Être aidant : une modification significative des concepts en 30 ans
Acteurs de l'écosystème Alzheimer
Les aidants / les familles
Judith Mollard-Palacios, psychologue clinicienne à France Alzheimer et maladies apparentées, rappelle l’évolution du concept d’aidant depuis la fin des années 1980. C’est d’abord la notion de « fardeau », introduite dans la recherche sur l’« aidance » pour quantifier les charges et les coûts de l’aide. Dans ce paradigme plutôt centré sur l’individu, on a tendance à évacuer totalement de la relation aidant-aidé ses aspects affectifs.
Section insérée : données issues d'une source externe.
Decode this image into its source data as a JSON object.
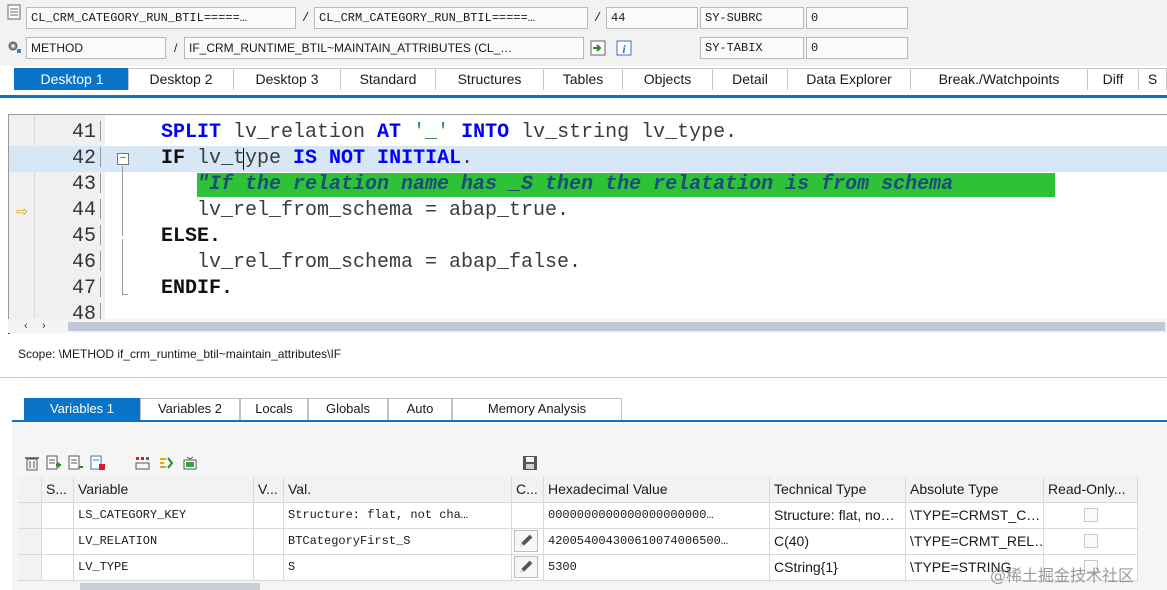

Le risque est alors d’enfermer l’aidant dans un rôle de « victime cachée » des demandes de l’aidé qui ne peut faire que subir la situation. Il apparaît assigné à une place passive et figée dans le temps, face à laquelle il ne peut mesurer que son impuissance. Dans les années 2000 apparaît un concept nouveau : le sens de la compétence. Le moral de l’aidant familial dépend largement du maintien du sentiment de réussite et de la confiance en soi pour faire face à la situation, qui a un effet évident sur le bien-être de la personne dont il s’occupe. On s’intéresse à cette époque non seulement à l’aidant principal, mais aussi à l’ensemble du groupe familial comme un système impliqué dans l’accompagnement. Apparaît la figure de l’aidant-expert, qui a besoin qu’on le reconnaisse dans son rôle et que l’on doit aider à obtenir des compétences, des savoir-faire et des ressources nécessaires pour prodiguer des soins de bonne qualité, sans danger pour sa santé. Mais cette expertise est remise en question par l’arrivée de l’aidant professionnel, ce qui explique en partie les résistances de certains aidants à accepter de se faire aider. Si l’on veut que le soutien réussisse, il faut que celui-ci reflète la « constellation unique » des problèmes rencontrés à l’intérieur d’une famille donnée. Les situations sont très différentes les unes des autres. Les dispositifs de soutien ne peuvent se réduire à prévenir l’épuisement de l’aidant et l’encourager à faire appel à de l’aide extérieure. Ils doivent également lui permettre de devenir plus compétent, de trouver de solutions aux problèmes qu’il rencontre et de donner du sens à son engagement, en construisant une relation avec les professionnels. Les interventions psychosociales les plus efficaces sont individualisées, combinées (associant plusieurs domaines d’action), permettant des choix et centrées à la fois sur la personne malade et l’aidant.
Doc’Alzheimer, octobre-décembre 2018.